Did the stone and sandpaper get the hawk pretty sharp?

It did work pretty good. I didn't want to take too much off cause it's my first time reshaping an edge. I used a rough stone to remove some material from behind the blade. Then I increased the angle at the edge. Then I used the sand paper to blend the compound edge into a convex, and remove the burr. I was really impressed. I actually got all my knives out and stropped them that way and was surprised how much sharper they were.
 
So I just wanted to say thanks a lot you guys, I just got done reading all 61 pages of this thread and by page 20 I stopped, surfed over to a new page and ordered my first trail hawk (by the way, my wife hates you guys for furthering my addiction to pointy things).

Anyways, this'll be my first hawk and I think I have a rough list of what I want to do with it, but I have a few questions for the mod gods before I begin.

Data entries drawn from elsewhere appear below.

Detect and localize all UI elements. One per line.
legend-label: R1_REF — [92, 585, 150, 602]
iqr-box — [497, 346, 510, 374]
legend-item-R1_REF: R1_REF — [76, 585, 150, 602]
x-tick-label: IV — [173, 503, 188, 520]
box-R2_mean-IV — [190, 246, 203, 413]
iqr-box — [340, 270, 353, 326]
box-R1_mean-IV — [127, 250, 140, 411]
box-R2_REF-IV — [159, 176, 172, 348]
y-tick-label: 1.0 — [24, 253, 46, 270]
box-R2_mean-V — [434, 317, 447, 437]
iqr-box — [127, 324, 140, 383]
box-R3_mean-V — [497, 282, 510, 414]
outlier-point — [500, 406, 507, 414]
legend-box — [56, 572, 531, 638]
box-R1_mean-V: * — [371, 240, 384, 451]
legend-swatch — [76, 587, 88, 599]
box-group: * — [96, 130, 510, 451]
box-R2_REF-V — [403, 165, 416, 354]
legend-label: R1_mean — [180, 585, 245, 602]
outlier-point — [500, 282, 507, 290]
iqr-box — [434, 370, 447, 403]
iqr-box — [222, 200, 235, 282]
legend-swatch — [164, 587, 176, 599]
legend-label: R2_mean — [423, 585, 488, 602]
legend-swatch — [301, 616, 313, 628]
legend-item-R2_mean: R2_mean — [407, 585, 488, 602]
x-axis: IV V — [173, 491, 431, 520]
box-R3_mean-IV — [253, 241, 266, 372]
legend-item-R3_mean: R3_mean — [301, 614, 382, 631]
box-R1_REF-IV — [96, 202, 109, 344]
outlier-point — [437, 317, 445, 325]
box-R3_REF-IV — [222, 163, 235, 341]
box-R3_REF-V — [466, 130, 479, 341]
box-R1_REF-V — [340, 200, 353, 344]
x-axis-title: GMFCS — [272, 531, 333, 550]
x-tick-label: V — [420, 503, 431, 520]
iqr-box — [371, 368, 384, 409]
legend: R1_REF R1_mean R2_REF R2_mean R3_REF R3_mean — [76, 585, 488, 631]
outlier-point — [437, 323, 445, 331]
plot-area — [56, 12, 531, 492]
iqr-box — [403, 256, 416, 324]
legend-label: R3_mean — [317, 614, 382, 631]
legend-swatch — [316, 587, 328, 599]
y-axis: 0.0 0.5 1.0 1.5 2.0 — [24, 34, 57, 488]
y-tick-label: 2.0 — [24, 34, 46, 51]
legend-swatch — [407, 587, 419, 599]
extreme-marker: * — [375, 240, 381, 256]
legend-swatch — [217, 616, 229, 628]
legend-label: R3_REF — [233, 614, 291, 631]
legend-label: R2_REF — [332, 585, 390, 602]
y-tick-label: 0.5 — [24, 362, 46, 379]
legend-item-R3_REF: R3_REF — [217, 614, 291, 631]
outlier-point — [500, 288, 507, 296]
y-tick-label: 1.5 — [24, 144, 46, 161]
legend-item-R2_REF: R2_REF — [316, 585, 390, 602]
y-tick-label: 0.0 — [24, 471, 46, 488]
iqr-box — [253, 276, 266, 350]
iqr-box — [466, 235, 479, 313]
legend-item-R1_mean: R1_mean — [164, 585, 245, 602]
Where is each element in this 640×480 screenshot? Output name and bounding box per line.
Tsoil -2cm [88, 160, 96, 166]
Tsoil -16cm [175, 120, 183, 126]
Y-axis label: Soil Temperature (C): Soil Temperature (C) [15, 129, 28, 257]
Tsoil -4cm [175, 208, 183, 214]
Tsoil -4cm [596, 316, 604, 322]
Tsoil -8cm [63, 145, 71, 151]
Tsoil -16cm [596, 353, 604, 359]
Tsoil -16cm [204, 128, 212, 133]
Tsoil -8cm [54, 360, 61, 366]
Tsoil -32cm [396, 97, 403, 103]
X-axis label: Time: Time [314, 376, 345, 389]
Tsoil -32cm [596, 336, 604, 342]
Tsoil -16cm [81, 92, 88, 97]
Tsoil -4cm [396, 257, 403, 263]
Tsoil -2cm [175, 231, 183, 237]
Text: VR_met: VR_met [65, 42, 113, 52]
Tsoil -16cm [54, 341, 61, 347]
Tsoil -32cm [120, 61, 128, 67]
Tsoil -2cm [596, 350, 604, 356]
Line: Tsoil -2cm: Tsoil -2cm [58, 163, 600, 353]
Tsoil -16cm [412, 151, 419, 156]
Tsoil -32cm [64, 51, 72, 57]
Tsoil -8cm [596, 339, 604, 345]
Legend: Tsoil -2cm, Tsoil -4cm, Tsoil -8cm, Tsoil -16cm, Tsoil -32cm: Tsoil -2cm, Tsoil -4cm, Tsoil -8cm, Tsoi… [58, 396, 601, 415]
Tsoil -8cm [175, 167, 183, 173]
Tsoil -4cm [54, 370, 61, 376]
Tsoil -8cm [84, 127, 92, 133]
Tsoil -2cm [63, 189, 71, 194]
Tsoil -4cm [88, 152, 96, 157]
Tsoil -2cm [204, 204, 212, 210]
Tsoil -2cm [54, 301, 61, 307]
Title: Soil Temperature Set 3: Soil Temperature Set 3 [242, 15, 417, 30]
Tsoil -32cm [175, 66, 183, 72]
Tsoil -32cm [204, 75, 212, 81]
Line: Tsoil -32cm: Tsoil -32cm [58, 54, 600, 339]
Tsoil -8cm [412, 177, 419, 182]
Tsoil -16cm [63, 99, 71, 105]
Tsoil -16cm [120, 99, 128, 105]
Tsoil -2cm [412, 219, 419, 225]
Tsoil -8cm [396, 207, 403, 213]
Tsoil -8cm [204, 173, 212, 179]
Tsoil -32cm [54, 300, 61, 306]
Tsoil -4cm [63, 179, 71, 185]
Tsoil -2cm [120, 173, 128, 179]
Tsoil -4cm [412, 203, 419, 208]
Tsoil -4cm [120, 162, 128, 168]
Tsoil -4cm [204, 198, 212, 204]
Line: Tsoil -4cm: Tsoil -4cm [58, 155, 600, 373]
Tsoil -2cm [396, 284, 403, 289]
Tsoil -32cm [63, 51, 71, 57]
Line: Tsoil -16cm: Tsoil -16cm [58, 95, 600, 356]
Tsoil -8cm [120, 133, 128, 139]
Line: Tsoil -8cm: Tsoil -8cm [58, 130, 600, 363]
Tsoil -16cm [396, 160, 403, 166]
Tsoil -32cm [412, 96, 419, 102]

1) I want to strip the head and force a patina, I think I'm settled on a vinegar patina because I like the looks of the natural grey-ish blue. Which vinegar works best (cider or white) and do I let the head boil with the vinegar or boil the vinegar, remove from heat then add the head? How long do I let it sit in the vinegar?

2) I see the general consensus is to ditch the set screw and go with a proper friction fit. I want my head permanently attached, will a friction fit be able to do this? And if I understand the process correctly I just fit the haft to the head by sanding down the high spots until it fits snugly, then heat the head in the oven, drop the head on the haft and tap it into place until it fits snugly?

Is my thought process correct on this?

Thanks again for all your help
 
Menace you can sand the haft down to help the fit but if I were you I'd at least use a rasp. As someone once put it you can use a spoon or a shovel to dig a hole.
 
My haft fit pretty good. Cold Steel drove it on there pretty good. The top of the eye actually shaved a bit of material up. So I took it off and sanded the high spots and the areas that were shaved up. I sanded the inside of the eye to smooth out the rough spots. I also sanded the sharp edge of the top of the eye to allow to wedge better and not cut in as it was driven on to the taper of the top of the haft. After I finished the haft I put a very healthy amount of BLO inside the eye and around the haft where the head sits. I figure it would soak in after I drove it on and maybe swell a hair and really lock it in. To drive it on I went to Lowes and they have 2 foot 1 1/2" PVC sections and I got a cap also. I just slid the head on, than put the pipe over the bottom of the haft and rested it on the bottom of the head give some healthy raps on the cap of the pipe, and the head doesn't seem like it's going anywhere.

With the head Menace I just soaked it in some white vinegar for about 24 hours. I think the acidity of white and red vinegars is really close so it doesn't really matter. As far as boiling I'm not sure. It make be faster that way, but I don't think it's necessary. Just make sure when your done that you wash it in hot water and soap. If you just wipe it off the air may cause some red rust. After I wash it I go over it with alcohol, and then a good coating of oil, or even the BLO.
 
Anyone tried sanding the heads with a fine grit flap wheel? Worth doing or better to do by hand?